Acórdão do Tribunal da Relação do Porto
Processo:
9941277
Nº Convencional: JTRP00027179
Relator: MANSO RAÍNHO
Descritores: PRESCRIÇÃO DO PROCEDIMENTO CRIMINAL
INTERRUPÇÃO DA PRESCRIÇÃO
SUSPENSÃO DA PRESCRIÇÃO
CONTUMÁCIA
SUCESSÃO DE LEIS NO TEMPO
REGIME CONCRETAMENTE MAIS FAVORÁVEL
Nº do Documento: RP200002239941277
Data do Acordão: 02/23/2000
Votação: UNANIMIDADE
Tribunal Recorrido: 1 J CR BARCELOS
Processo no Tribunal Recorrido: 30/93-2S
Data Dec. Recorrida: 09/29/1999
Texto Integral: N
Privacidade: 1
Meio Processual: REC PENAL.
Decisão: PROVIDO PARCIALMENTE. REVOGADA PARCIALMENTE.
Área Temática: DIR CRIM - TEORIA GERAL.
DIR PROC PENAL.
Legislação Nacional: CP82 ART117 ART118 N1 ART119 N1 ART120 N1.
CP95 ART2 N4 ART118.
CPP98 ART336 N1.
Jurisprudência Nacional: AC RP DE 1994/11/02 IN CJ T5 ANOXIX PAG242.
AC RE DE 1994/09/20 IN CJ T4 ANOXIX PAG283.
AC RL DE 1993/07/06 IN BMJ N429 PAG909.
ASS STJ DE 1989/02/15 IN BMJ N384 PAG163.

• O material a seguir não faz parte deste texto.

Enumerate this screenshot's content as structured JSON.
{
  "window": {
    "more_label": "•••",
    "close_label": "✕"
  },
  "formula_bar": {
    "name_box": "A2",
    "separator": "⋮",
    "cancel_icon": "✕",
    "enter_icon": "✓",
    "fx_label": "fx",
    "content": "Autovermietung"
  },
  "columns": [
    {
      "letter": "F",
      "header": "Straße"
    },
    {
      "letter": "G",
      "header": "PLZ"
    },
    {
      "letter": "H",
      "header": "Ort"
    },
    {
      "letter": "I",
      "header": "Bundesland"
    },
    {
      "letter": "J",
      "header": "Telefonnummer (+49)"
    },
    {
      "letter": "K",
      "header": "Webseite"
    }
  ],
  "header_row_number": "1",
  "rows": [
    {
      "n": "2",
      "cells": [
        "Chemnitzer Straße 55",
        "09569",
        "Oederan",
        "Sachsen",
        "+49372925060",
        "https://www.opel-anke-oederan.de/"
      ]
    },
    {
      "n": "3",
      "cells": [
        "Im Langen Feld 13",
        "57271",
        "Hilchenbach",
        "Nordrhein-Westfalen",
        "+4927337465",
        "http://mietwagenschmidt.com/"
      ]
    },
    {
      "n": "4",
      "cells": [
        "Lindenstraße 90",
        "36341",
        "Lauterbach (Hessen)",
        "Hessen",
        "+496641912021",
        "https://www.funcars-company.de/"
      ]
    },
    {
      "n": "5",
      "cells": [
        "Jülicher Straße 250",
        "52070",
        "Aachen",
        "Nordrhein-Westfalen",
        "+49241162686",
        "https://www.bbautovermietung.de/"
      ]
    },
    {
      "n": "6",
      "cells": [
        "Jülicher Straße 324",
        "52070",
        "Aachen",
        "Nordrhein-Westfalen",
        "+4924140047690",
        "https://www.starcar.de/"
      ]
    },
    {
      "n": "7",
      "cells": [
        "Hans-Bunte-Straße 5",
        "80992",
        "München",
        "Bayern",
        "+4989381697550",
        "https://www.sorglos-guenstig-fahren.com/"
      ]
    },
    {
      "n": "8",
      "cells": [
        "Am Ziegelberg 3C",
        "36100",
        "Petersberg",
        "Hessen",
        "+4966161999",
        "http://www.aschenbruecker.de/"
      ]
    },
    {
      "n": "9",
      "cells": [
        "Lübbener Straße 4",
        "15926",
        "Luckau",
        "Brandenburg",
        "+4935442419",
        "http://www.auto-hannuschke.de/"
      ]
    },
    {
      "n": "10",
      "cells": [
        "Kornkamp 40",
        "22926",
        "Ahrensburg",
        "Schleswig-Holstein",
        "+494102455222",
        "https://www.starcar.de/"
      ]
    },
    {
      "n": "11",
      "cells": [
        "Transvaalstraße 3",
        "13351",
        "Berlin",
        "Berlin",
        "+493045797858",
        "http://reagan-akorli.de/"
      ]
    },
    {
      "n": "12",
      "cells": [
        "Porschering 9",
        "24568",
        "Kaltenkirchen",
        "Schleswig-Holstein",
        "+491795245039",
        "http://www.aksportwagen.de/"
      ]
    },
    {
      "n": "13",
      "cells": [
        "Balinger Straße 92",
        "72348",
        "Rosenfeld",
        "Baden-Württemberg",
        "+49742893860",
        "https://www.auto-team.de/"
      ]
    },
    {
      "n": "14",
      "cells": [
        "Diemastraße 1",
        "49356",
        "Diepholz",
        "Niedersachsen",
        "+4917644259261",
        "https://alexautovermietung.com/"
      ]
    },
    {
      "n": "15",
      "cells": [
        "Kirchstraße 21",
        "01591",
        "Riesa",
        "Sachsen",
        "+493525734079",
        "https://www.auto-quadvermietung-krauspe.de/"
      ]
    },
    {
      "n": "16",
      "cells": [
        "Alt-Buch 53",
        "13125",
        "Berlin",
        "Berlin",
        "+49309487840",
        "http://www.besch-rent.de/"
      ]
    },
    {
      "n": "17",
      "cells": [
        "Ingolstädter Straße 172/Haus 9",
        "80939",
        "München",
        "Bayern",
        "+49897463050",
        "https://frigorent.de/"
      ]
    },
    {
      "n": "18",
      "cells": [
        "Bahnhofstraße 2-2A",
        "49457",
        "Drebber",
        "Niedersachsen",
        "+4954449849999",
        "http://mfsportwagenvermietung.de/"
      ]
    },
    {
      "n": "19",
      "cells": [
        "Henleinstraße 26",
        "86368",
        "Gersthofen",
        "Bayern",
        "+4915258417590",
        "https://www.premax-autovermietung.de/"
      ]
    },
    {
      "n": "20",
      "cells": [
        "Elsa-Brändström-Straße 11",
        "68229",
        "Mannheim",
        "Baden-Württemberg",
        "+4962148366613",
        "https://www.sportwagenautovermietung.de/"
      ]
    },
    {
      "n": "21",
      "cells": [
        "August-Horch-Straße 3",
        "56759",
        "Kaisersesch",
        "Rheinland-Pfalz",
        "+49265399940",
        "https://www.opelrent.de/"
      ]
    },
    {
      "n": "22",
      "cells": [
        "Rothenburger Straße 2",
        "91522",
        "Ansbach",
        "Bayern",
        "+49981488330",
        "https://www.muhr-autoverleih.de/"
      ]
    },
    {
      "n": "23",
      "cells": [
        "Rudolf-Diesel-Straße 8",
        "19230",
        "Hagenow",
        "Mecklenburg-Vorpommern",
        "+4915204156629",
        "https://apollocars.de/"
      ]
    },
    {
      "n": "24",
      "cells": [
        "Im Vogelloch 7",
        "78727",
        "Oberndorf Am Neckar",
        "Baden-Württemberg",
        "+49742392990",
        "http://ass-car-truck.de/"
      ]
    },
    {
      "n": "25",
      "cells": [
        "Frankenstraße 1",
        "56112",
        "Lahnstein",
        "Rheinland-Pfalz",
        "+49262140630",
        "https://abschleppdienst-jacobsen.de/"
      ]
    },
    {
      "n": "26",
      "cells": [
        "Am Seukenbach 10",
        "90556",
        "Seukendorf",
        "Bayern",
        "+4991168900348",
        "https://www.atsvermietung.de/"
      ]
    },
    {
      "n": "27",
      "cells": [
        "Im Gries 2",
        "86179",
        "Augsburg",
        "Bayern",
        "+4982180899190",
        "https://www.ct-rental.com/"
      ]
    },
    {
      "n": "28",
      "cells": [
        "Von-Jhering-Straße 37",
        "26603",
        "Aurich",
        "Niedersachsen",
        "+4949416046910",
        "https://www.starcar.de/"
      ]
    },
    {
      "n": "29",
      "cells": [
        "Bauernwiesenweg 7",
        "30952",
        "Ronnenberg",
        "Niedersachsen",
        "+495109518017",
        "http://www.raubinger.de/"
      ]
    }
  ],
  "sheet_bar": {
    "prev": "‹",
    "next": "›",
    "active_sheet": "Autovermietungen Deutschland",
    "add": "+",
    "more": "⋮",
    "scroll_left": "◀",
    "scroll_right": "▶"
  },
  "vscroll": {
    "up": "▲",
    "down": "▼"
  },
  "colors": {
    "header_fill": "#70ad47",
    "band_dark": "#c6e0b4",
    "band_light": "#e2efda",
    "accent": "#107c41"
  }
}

AC STJ DE 1975/11/19 IN BMJ N251 PAG75.
AC STJ DE 1998/07/09 IN BMJ N481 PAG118.
Sumário: I - Com o n.1 do artigo 336 do Código de Processo Penal - a declaração de contumácia implica a suspensão dos termos ulteriores do processo - não se pretendeu criar um facto suspensivo da prescrição.
II - Acusado o arguido por crimes praticados entre 1 de Julho e 7 de Setembro de 1996 por crimes a que, segundo o Código Penal de 1982, correspondiam penas de prisão não superior a 4 anos, o qual não foi notificado da acusação por ausência em parte incerta, tendo sido declarado contumaz por despacho de 27 de Maio de 1993, há que confirmar o despacho proferido em 29 de Setembro de 1999 que julgou extinto, nessa parte, o procedimento criminal, já que face ao disposto no artigo 117 daquele Código o prazo de prescrição era de 5 anos sendo que não ocorreu qualquer causa de suspensão ou interrupção da prescrição.
III - Já no que respeita ao crime de furto qualificado alegadamente praticado em 1 de Julho de 1990, pelo qual o arguido também havia sido acusado, a que corresponde pelo Código Penal de 1982 a pena de 1 a 10 anos de prisão (artigo 297 n.2 alínea c)) e actualmente, pelo Código Penal de 1995, a pena de prisão até 3 anos ou multa (artigo 203), sendo que face à lei vigente à data da prática do facto o prazo de prescrição é de 10 anos, agora reduzido a 5 anos, mas tendo em conta que a opção pelo regime que concretamente se mostre mais favorável ao arguido deve ser tomada em bloco, há que concluir não ter ainda decorrido o prazo de prescrição face a qualquer desses regimes, pois, em relação à lei ora vigente, a prescrição tem-se por interrompida com a declaração da contumácia e por suspensa enquanto a situação de contumácia se mantiver.